# Vegan Chickpea Sweet Potato Taco Salad
If you’re a fan of our Chickpea Sweet Potato Tacos, prepare yourself for another beloved dish: the Vegan Chickpea Sweet Potato Taco Salad! This recipe merges fresh romaine and kale, crispy tortilla chips, smoky roasted chickpeas, and sweet potatoes, all drizzled with a creamy jalapeño dressing. The outcome is a salad overflowing with flavor and texture, ready in only 30 minutes—ideal for a weekday dinner that feels like a special occasion!
## Ingredients
### For the Salad:
– 2 medium sweet potatoes, diced into half-inch cubes (yields ~4 cups or 500 g)
– 1 (15 oz.) can chickpeas, drained and rinsed (or ~1 ½ cups homemade)
– 2 Tbsp avocado oil (plus additional for massaging kale)
– 1 tsp smoked paprika
– 1 tsp chili powder
– ¾ tsp sea salt
– 1 small bunch lacinato kale, washed and chopped (yields ~3 cups or 100 g)
– 1 head romaine lettuce, washed and chopped (yields ~5 cups or 270 g)
– 2 cups tortilla chips, broken into small pieces
– 1 large avocado, sliced (optional)
### For the Dressing:
– ¾ cup Cheesy Jalapeño Cashew Dressing
## Instructions
1. **Preheat the Oven**: Set your oven to 425°F (218°C) and prepare a large baking sheet with parchment paper.
2. **Roast Sweet Potatoes and Chickpeas**: Arrange the diced sweet potatoes and chickpeas on the baking sheet. Toss with avocado oil, smoked paprika, chili powder, and sea salt.
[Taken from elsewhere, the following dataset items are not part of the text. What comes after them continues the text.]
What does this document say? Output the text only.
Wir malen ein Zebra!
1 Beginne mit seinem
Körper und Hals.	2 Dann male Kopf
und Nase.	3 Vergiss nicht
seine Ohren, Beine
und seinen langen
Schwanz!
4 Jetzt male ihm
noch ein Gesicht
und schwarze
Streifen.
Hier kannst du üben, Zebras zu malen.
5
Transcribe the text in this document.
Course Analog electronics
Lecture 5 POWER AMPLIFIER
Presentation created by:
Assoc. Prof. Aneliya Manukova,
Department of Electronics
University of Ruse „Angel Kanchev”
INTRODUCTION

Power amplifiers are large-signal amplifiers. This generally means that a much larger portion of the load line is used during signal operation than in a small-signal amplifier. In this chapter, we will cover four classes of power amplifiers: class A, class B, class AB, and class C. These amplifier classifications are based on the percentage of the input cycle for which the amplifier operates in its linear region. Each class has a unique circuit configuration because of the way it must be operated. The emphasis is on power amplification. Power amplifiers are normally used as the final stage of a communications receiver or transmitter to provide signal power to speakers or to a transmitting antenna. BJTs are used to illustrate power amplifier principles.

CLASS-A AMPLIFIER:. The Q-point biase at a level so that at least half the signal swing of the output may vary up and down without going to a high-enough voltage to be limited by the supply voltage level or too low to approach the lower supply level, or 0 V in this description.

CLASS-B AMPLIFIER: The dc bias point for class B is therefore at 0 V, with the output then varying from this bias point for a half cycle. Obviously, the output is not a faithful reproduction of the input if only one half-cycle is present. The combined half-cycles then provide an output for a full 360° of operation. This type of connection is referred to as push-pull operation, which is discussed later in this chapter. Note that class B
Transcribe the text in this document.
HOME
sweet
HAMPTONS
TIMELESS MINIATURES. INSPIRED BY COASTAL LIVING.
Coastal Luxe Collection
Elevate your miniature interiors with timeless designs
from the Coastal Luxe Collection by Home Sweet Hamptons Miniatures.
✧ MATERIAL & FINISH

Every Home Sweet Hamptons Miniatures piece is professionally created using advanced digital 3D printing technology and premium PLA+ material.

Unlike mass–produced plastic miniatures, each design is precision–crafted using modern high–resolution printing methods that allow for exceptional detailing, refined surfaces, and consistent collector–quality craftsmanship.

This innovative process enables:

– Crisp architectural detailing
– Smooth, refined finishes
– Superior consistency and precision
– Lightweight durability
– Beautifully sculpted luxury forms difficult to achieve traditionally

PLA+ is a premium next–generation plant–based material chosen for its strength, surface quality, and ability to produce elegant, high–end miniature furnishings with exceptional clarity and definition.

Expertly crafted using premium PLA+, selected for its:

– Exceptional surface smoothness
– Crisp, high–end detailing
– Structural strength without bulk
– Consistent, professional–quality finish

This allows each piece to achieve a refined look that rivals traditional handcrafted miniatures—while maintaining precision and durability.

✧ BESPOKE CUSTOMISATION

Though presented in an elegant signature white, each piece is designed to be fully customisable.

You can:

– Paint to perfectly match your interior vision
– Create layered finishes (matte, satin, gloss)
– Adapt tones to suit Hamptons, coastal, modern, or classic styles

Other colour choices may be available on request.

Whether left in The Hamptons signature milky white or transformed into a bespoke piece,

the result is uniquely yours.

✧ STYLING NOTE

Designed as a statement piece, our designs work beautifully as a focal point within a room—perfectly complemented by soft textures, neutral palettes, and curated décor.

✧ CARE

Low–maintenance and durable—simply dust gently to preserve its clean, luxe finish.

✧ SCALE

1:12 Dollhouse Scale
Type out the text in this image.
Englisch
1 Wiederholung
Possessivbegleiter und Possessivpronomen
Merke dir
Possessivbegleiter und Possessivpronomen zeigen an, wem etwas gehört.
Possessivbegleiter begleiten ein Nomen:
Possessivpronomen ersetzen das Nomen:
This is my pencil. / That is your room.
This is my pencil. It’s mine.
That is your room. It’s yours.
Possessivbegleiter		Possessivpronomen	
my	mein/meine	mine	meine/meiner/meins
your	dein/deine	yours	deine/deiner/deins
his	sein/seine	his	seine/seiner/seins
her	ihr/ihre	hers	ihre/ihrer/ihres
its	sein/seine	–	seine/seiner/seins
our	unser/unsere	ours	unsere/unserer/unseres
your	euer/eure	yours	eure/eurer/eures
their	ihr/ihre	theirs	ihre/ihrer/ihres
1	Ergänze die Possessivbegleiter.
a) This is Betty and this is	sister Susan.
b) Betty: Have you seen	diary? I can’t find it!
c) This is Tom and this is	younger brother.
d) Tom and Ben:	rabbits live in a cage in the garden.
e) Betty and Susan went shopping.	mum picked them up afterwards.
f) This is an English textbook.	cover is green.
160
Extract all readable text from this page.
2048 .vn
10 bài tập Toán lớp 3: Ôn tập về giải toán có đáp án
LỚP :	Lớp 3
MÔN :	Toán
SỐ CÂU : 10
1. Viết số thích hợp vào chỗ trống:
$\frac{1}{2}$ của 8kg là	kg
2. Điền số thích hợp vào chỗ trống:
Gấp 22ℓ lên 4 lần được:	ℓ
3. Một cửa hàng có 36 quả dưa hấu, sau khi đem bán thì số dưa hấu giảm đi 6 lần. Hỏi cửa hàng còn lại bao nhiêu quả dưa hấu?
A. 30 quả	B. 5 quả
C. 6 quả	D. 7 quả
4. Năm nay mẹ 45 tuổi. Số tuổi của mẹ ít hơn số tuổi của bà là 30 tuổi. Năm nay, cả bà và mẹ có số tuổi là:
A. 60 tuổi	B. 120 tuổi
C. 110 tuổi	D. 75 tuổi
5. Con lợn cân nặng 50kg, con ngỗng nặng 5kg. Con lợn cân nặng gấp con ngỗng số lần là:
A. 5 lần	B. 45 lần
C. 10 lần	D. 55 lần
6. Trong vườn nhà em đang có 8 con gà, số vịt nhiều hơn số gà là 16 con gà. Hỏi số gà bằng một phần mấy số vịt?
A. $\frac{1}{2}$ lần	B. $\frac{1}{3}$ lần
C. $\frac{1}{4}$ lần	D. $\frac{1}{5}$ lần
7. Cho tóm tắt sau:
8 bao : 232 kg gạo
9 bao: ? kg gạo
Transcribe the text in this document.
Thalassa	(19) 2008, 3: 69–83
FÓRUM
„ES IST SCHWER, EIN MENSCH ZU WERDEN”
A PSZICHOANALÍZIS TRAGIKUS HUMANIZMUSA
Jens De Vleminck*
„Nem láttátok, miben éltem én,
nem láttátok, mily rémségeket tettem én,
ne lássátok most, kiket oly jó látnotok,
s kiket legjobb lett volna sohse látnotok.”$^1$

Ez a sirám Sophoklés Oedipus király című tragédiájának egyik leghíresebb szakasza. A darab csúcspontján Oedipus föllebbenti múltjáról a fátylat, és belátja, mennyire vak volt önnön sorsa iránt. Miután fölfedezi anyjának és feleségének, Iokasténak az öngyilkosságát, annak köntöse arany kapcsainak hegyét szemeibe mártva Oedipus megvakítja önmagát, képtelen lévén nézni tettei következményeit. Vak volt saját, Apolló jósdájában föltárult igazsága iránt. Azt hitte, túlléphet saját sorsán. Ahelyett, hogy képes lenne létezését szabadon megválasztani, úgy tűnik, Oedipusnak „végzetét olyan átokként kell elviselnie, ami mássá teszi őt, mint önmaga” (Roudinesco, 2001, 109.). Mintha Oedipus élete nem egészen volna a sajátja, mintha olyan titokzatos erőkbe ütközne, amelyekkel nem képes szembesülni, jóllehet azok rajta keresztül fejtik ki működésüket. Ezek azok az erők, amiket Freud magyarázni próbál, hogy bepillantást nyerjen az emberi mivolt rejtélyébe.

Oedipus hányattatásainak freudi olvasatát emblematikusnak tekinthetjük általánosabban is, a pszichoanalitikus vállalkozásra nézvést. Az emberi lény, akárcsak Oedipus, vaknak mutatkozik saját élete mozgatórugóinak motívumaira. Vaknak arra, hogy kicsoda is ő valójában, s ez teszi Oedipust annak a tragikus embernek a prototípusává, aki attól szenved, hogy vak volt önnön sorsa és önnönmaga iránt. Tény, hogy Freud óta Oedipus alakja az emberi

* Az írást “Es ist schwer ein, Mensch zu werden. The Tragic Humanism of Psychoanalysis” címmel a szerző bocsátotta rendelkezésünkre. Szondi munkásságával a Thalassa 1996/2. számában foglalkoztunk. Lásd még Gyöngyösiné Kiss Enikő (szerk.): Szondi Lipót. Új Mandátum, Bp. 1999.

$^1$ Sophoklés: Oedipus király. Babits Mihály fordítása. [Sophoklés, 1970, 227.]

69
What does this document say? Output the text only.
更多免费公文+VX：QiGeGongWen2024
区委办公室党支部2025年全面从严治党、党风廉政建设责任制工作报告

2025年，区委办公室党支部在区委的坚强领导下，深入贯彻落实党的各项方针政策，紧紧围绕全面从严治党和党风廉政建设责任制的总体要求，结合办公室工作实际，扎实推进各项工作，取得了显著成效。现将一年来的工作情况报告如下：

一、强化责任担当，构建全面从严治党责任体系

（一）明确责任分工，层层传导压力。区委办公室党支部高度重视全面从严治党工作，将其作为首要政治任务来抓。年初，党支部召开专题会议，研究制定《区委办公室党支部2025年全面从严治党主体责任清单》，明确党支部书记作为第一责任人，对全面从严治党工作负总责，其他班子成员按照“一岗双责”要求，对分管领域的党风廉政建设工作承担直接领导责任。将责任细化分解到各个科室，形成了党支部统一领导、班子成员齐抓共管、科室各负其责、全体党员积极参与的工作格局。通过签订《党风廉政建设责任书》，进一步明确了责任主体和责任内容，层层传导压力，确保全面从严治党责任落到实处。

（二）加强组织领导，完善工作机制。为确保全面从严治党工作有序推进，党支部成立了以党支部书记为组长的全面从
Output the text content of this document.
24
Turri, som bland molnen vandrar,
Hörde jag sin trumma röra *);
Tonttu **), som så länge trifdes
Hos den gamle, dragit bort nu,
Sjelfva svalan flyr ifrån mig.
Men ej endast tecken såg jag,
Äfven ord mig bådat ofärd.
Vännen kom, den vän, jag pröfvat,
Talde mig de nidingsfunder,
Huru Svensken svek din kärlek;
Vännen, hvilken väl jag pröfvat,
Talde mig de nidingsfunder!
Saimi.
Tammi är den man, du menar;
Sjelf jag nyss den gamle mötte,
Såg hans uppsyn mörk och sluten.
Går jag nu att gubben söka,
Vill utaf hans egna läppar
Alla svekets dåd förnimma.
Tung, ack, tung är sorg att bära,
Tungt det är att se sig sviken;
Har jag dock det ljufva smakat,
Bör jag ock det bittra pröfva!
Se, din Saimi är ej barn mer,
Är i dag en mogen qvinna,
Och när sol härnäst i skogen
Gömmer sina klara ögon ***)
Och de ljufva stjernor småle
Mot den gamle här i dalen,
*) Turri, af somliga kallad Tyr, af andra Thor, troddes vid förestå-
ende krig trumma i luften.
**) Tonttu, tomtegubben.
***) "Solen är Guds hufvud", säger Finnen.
Bake for 20-25 minutes, stirring halfway, until the sweet potatoes are tender when poked with a fork.
3. **Prepare the Dressing**: While the sweet potatoes and chickpeas roast, make the Cheesy Jalapeño Cashew Dressing and set aside.
4. **Massage the Kale**: Put the chopped kale in a large mixing bowl and massage with a bit of oil to enhance tenderness and digestibility. Add the romaine and mix to combine.
5. **Combine Ingredients**: After roasting, set aside ¼ of the sweet potatoes and chickpeas for topping. Combine the rest with the lettuce and kale mixture, then mix in ¾ cup of the dressing. Adjust dressing as needed.
6. **Serve**: Transfer to a serving platter and top with the reserved sweet potatoes and chickpeas. Garnish with slightly crushed tortilla chips and sliced avocado if desired. Best enjoyed fresh, but can be stored in the fridge for 1-2 days.
## Nutritional Information (per serving)
– **Calories**: 442
– **Carbohydrates**: 58.7 g
– **Protein**: 12.6 g
– **Fat**: 19.4 g
– **Saturated Fat**: 2.6 g
– **Fiber**: 11.9 g
– **Sugar**: 10.3 g
– **Vitamin A**: 4020 IU
– **Vitamin C**: 24 mg
– **Calcium**: 142 mg
– **Iron**: 4 mg
## Conclusion
This Vegan Chickpea Sweet Potato Taco Salad is fresh, savory, smoky, subtly spiced, and rich in crunch. It makes for a fulfilling meal on its own or pairs well with higher-protein options like Smoky Shredded Tofu Taco “Meat” or 1-Pan Mexican Shredded Chicken. Savor this delightful dish and share your experience with us!